Oregon State University doctoral students and Adobe researchers have developed a new, cost-effective training technology for artificial intelligence systems that aims to reduce social bias.
Eric Slyman of OSU's College of Engineering and Adobe researchers call the new method FairDeDup (short for fair deduplication). Deduplication means removing redundant information from the data used to train AI systems, thereby reducing the high computational cost of training.
Researchers say data sets collected from the internet often contain biases that exist in society. When these biases are systematized into trained AI models, they can help perpetuate unfair ideas and behaviors.
Understanding how deduplication affects the prevalence of bias can help mitigate negative effects, such as when an AI system is asked to show pictures of CEOs, doctors, etc., even though the intended use case is to show diverse people, it may automatically show only pictures of white men.
“We named it FairDeDup as a pun on SemDeDup, an early, cost-effective method that we improved upon for fairness,” said Slyman. “Previous research has shown that removing this redundant data allows for accurate AI training with fewer resources, but we found that this process can also exacerbate the harmful social biases that AI often learns.”
Slimane presented the FairDeDup algorithm at the IEEE/CVF Conference on Computer Vision and Pattern Recognition in Seattle last week.
FairDeDup works by thinning the dataset of image captions collected from the web through a process called pruning. Pruning means selecting a subset of data that is representative of the entire dataset, and when done in a content-aware manner, pruning allows for informed decisions about which parts of the data to keep and which to remove.

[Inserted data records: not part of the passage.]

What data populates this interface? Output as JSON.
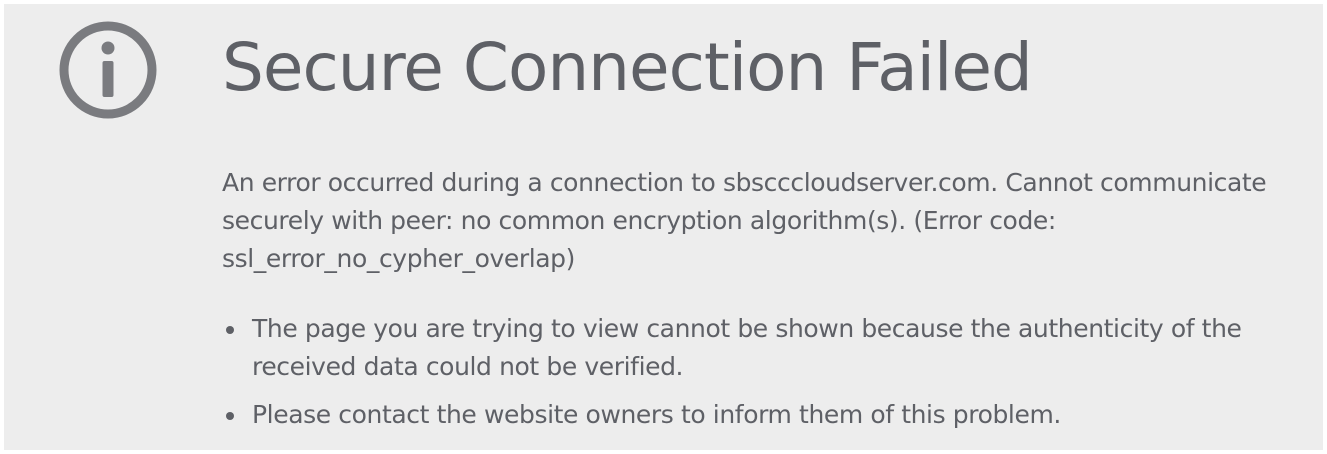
{
  "error_page": {
    "icon": "info-icon",
    "title": "Secure Connection Failed",
    "description": "An error occurred during a connection to sbscccloudserver.com. Cannot communicate securely with peer: no common encryption algorithm(s). (Error code: ssl_error_no_cypher_overlap)",
    "reasons": [
      "The page you are trying to view cannot be shown because the authenticity of the received data could not be verified.",
      "Please contact the website owners to inform them of this problem."
    ]
  },
  "colors": {
    "background": "#ededed",
    "text": "#5e6066",
    "icon": "#7a7b7f"
  }
}
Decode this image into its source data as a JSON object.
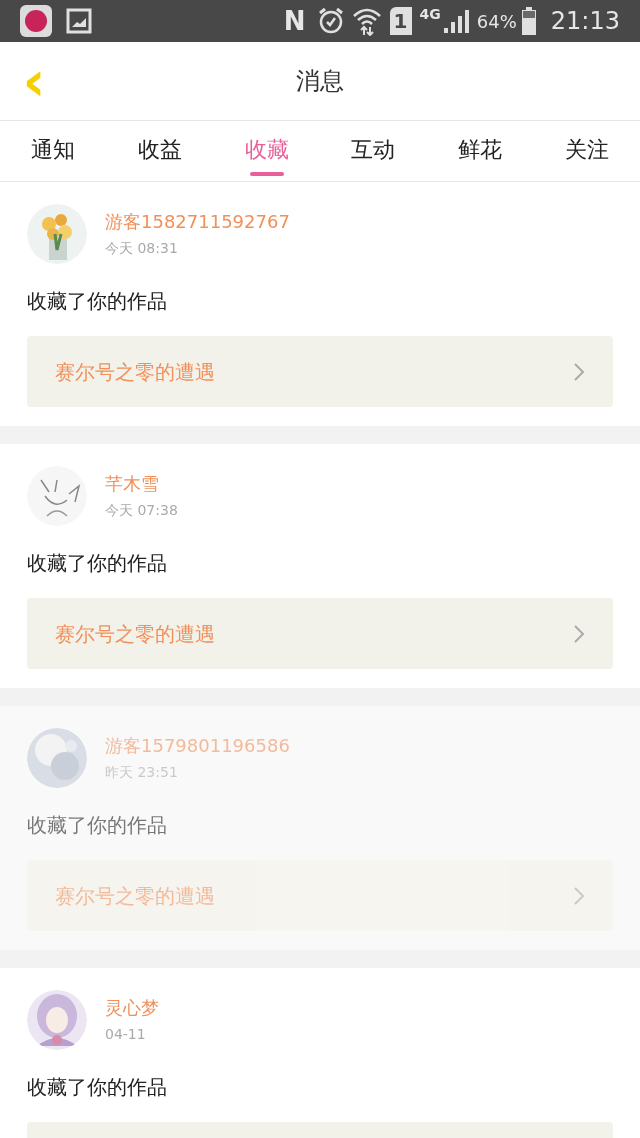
{
  "status_bar": {
    "nfc": "N",
    "sim": "1",
    "network": "4G",
    "battery": "64%",
    "time": "21:13"
  },
  "header": {
    "back": "‹",
    "title": "消息"
  },
  "tabs": [
    {
      "label": "通知",
      "selected": false
    },
    {
      "label": "收益",
      "selected": false
    },
    {
      "label": "收藏",
      "selected": true
    },
    {
      "label": "互动",
      "selected": false
    },
    {
      "label": "鲜花",
      "selected": false
    },
    {
      "label": "关注",
      "selected": false
    }
  ],
  "messages": [
    {
      "name": "游客1582711592767",
      "time": "今天 08:31",
      "action": "收藏了你的作品",
      "work_title": "赛尔号之零的遭遇",
      "faded": false
    },
    {
      "name": "芊木雪",
      "time": "今天 07:38",
      "action": "收藏了你的作品",
      "work_title": "赛尔号之零的遭遇",
      "faded": false
    },
    {
      "name": "游客1579801196586",
      "time": "昨天 23:51",
      "action": "收藏了你的作品",
      "work_title": "赛尔号之零的遭遇",
      "faded": true
    },
    {
      "name": "灵心梦",
      "time": "04-11",
      "action": "收藏了你的作品",
      "faded": false
    }
  ]
}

“FairDeDup removes redundant data while incorporating a controllable, human-defined dimension of diversity to mitigate bias,” Slyman said. “Our approach is not only cost-effective and accurate, but also enables fairer AI training.”
In addition to occupation, race, and gender, other biases perpetuated during training may include those related to age, geography, and culture.
“By addressing bias during dataset cleaning, we can create more socially just AI systems.” Sliman said. “Our work does not force AI to follow our notions of fairness, but rather creates pathways that guide AI to behave fairly when contextualized within some of the settings and user bases in which it is deployed. “It lets you define what is fair in your own setting instead of having other large datasets decide for you.”
Slimane's collaborators include Stephen Lee, an assistant professor in OSU's College of Engineering, and Scott Cohen and Kushal Kappel of Adobe.